Written and Photographed by Patten Smith


Background

I came of age photographically before digital cameras were even dreamt of, and, although I own some pricey digital gear, film remains my preferred medium for reasons that are verging on the philosophical! The crystalline structure of film-grain roots the meaning of the image in the mineral, in the stardust from which humanity emerged, and this ties in with my very naturalistic, non-Platonic, views of reality.

Tower Bridge Amalgam

The Tower Bridge amalgam is the most successful of a series of photos I have shot recently that attempt to disconcert the viewer and to question uninterrogated convictions about reality.

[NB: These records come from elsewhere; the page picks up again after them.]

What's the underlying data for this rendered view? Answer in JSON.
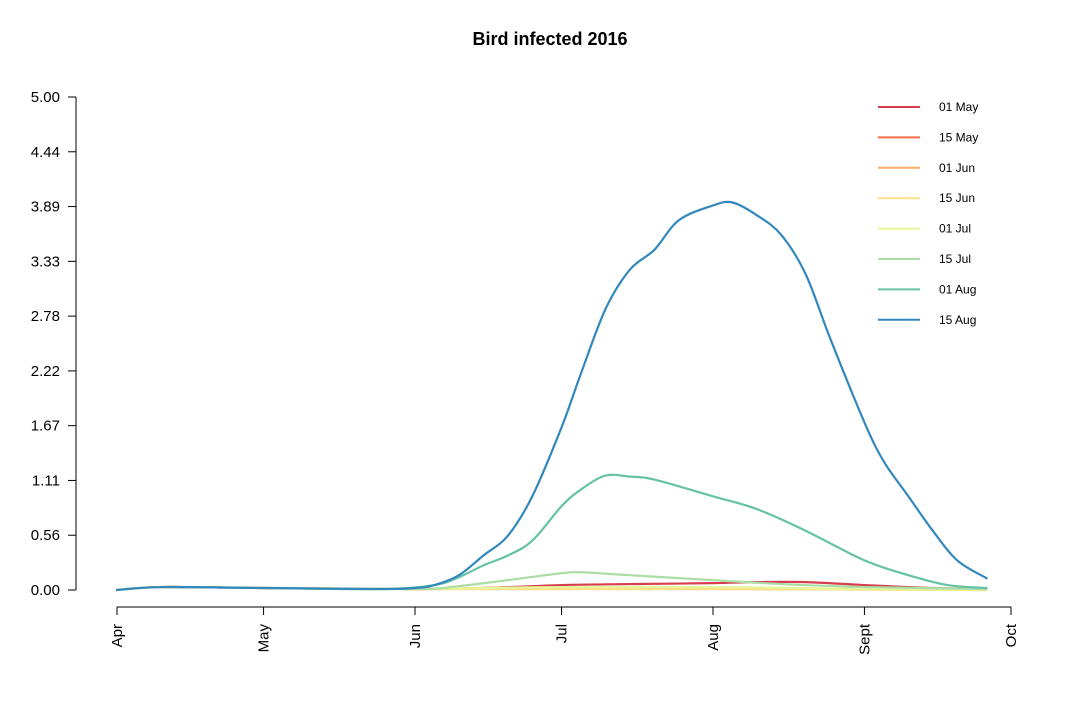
{
  "chart_data": {
    "type": "line",
    "title": "Bird infected 2016",
    "xlabel": "",
    "ylabel": "",
    "x_ticks": [
      "Apr",
      "May",
      "Jun",
      "Jul",
      "Aug",
      "Sept",
      "Oct"
    ],
    "xlim": [
      "2016-04-01",
      "2016-10-01"
    ],
    "y_ticks": [
      "0.00",
      "0.56",
      "1.11",
      "1.67",
      "2.22",
      "2.78",
      "3.33",
      "3.89",
      "4.44",
      "5.00"
    ],
    "ylim": [
      0,
      5
    ],
    "grid": false,
    "legend_position": "top-right",
    "series": [
      {
        "name": "01 May",
        "color": "#d53e4f",
        "points": [
          [
            "2016-04-01",
            0
          ],
          [
            "2016-04-10",
            0.03
          ],
          [
            "2016-05-01",
            0.02
          ],
          [
            "2016-06-01",
            0.01
          ],
          [
            "2016-06-15",
            0.02
          ],
          [
            "2016-07-01",
            0.05
          ],
          [
            "2016-07-15",
            0.06
          ],
          [
            "2016-08-01",
            0.07
          ],
          [
            "2016-08-10",
            0.08
          ],
          [
            "2016-08-20",
            0.08
          ],
          [
            "2016-09-01",
            0.05
          ],
          [
            "2016-09-15",
            0.02
          ],
          [
            "2016-09-26",
            0.01
          ]
        ]
      },
      {
        "name": "15 May",
        "color": "#f46d43",
        "points": [
          [
            "2016-04-01",
            0
          ],
          [
            "2016-04-10",
            0.03
          ],
          [
            "2016-05-01",
            0.02
          ],
          [
            "2016-06-01",
            0.01
          ],
          [
            "2016-06-15",
            0.02
          ],
          [
            "2016-07-01",
            0.03
          ],
          [
            "2016-08-01",
            0.02
          ],
          [
            "2016-09-01",
            0.01
          ],
          [
            "2016-09-26",
            0.0
          ]
        ]
      },
      {
        "name": "01 Jun",
        "color": "#fdae61",
        "points": [
          [
            "2016-04-01",
            0
          ],
          [
            "2016-04-10",
            0.03
          ],
          [
            "2016-05-01",
            0.02
          ],
          [
            "2016-06-01",
            0.01
          ],
          [
            "2016-06-15",
            0.01
          ],
          [
            "2016-07-01",
            0.01
          ],
          [
            "2016-08-01",
            0.01
          ],
          [
            "2016-09-26",
            0.0
          ]
        ]
      },
      {
        "name": "15 Jun",
        "color": "#fee08b",
        "points": [
          [
            "2016-04-01",
            0
          ],
          [
            "2016-04-10",
            0.03
          ],
          [
            "2016-05-01",
            0.02
          ],
          [
            "2016-06-01",
            0.01
          ],
          [
            "2016-06-15",
            0.01
          ],
          [
            "2016-07-01",
            0.01
          ],
          [
            "2016-08-01",
            0.01
          ],
          [
            "2016-09-26",
            0.0
          ]
        ]
      },
      {
        "name": "01 Jul",
        "color": "#e6f598",
        "points": [
          [
            "2016-04-01",
            0
          ],
          [
            "2016-04-10",
            0.03
          ],
          [
            "2016-05-01",
            0.02
          ],
          [
            "2016-06-01",
            0.01
          ],
          [
            "2016-06-15",
            0.02
          ],
          [
            "2016-07-01",
            0.03
          ],
          [
            "2016-08-01",
            0.03
          ],
          [
            "2016-09-01",
            0.01
          ],
          [
            "2016-09-26",
            0.0
          ]
        ]
      },
      {
        "name": "15 Jul",
        "color": "#abdda4",
        "points": [
          [
            "2016-04-01",
            0
          ],
          [
            "2016-04-10",
            0.03
          ],
          [
            "2016-05-01",
            0.02
          ],
          [
            "2016-06-01",
            0.01
          ],
          [
            "2016-06-10",
            0.04
          ],
          [
            "2016-06-20",
            0.1
          ],
          [
            "2016-07-01",
            0.17
          ],
          [
            "2016-07-05",
            0.18
          ],
          [
            "2016-07-15",
            0.15
          ],
          [
            "2016-08-01",
            0.1
          ],
          [
            "2016-08-15",
            0.06
          ],
          [
            "2016-09-01",
            0.03
          ],
          [
            "2016-09-26",
            0.01
          ]
        ]
      },
      {
        "name": "01 Aug",
        "color": "#66c2a5",
        "points": [
          [
            "2016-04-01",
            0
          ],
          [
            "2016-04-10",
            0.03
          ],
          [
            "2016-05-01",
            0.02
          ],
          [
            "2016-05-25",
            0.01
          ],
          [
            "2016-06-05",
            0.05
          ],
          [
            "2016-06-10",
            0.13
          ],
          [
            "2016-06-15",
            0.25
          ],
          [
            "2016-06-20",
            0.35
          ],
          [
            "2016-06-25",
            0.5
          ],
          [
            "2016-07-01",
            0.85
          ],
          [
            "2016-07-05",
            1.02
          ],
          [
            "2016-07-10",
            1.16
          ],
          [
            "2016-07-15",
            1.15
          ],
          [
            "2016-07-20",
            1.12
          ],
          [
            "2016-08-01",
            0.95
          ],
          [
            "2016-08-10",
            0.82
          ],
          [
            "2016-08-20",
            0.6
          ],
          [
            "2016-09-01",
            0.3
          ],
          [
            "2016-09-10",
            0.15
          ],
          [
            "2016-09-18",
            0.05
          ],
          [
            "2016-09-26",
            0.02
          ]
        ]
      },
      {
        "name": "15 Aug",
        "color": "#3288bd",
        "points": [
          [
            "2016-04-01",
            0
          ],
          [
            "2016-04-10",
            0.03
          ],
          [
            "2016-05-01",
            0.02
          ],
          [
            "2016-05-25",
            0.01
          ],
          [
            "2016-06-01",
            0.02
          ],
          [
            "2016-06-05",
            0.05
          ],
          [
            "2016-06-10",
            0.15
          ],
          [
            "2016-06-15",
            0.35
          ],
          [
            "2016-06-20",
            0.55
          ],
          [
            "2016-06-25",
            0.95
          ],
          [
            "2016-07-01",
            1.65
          ],
          [
            "2016-07-05",
            2.2
          ],
          [
            "2016-07-10",
            2.85
          ],
          [
            "2016-07-15",
            3.25
          ],
          [
            "2016-07-20",
            3.45
          ],
          [
            "2016-07-25",
            3.75
          ],
          [
            "2016-08-01",
            3.9
          ],
          [
            "2016-08-05",
            3.93
          ],
          [
            "2016-08-10",
            3.8
          ],
          [
            "2016-08-15",
            3.6
          ],
          [
            "2016-08-20",
            3.2
          ],
          [
            "2016-08-25",
            2.55
          ],
          [
            "2016-09-01",
            1.7
          ],
          [
            "2016-09-05",
            1.3
          ],
          [
            "2016-09-10",
            0.95
          ],
          [
            "2016-09-15",
            0.6
          ],
          [
            "2016-09-20",
            0.3
          ],
          [
            "2016-09-26",
            0.12
          ]
        ]
      }
    ]
  }
}
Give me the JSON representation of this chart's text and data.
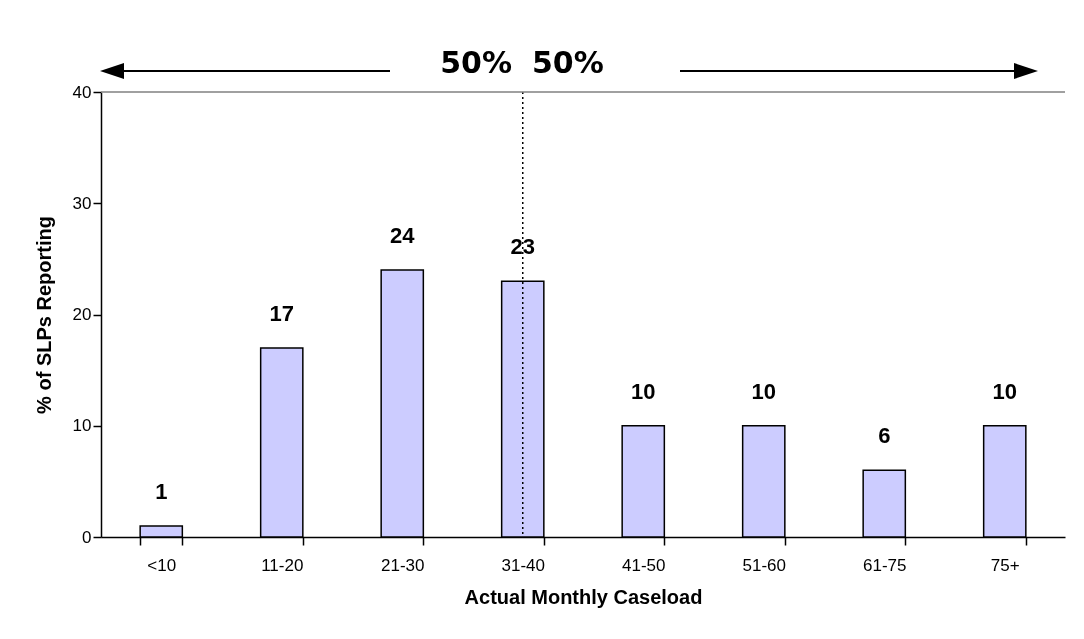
{
  "chart_data": {
    "type": "bar",
    "xlabel": "Actual Monthly Caseload",
    "ylabel": "% of SLPs Reporting",
    "categories": [
      "<10",
      "11-20",
      "21-30",
      "31-40",
      "41-50",
      "51-60",
      "61-75",
      "75+"
    ],
    "values": [
      1,
      17,
      24,
      23,
      10,
      10,
      6,
      10
    ],
    "color": "#ccccff",
    "ylim": [
      0,
      40
    ],
    "yticks": [
      0,
      10,
      20,
      30,
      40
    ],
    "grid": false,
    "data_labels": true,
    "ref_lines": [
      {
        "axis": "x",
        "value": "31-40",
        "color": "#000000",
        "line_style": "dotted"
      },
      {
        "axis": "y",
        "value": 40,
        "color": "#808080",
        "line_style": "solid"
      }
    ],
    "annotations": [
      "50%",
      "50%"
    ]
  }
}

Our old certainties are being eroded in the face of climate change, destructive populisms with associated reality-averse propaganda, and now Gaia’s revenge, Covid19. With this in mind, I hope, in various ways, to inject a sense of the uncanny into the familiar in my photographs. Some years ago I borrowed the image-within-an-image approach used by Kenneth Josephson, but more recently have moved to experimenting with infrared film and using various techniques for combining different images of the same subject, both in-camera and under the enlarger.

Gear and Process

I work near a number of London landmarks and felt that a cliched tourist image might be ripe for such an injection of the uncanny, and this is why I went to Tower Bridge. Although I had been mostly trying out image combination in-camera with a Nikon, on the day I photographed the bridge I was carrying a Leica M6 which does not support multiple exposures. So instead I simply took 3 photos from a standard tourist vantage point, one straight shot, followed by two more shots tilting the camera in opposite directions. I used metered exposures with HP5 pushed one stop (can’t remember exactly but probably around f11 at 1/125th second), and developed in Microphen. Under the enlarger, I didn’t try sandwiching negatives together as they were all of normal density and this would have proved very hard to print. Instead, I determined the time required under the enlarger with a test strip and then printed each negative for a third of that time on a single sheet of multigrade paper. After a few attempts, I decided to give a slight dominance to the untilted view by increasing its relative exposure from 33% to around 40% of the total. Very little dodging or burning.

I’m now looking to explore more ways of injecting the uncanny into everyday images, but will clearly have to rethink subject matter as we are just entering a covid19 lockdown!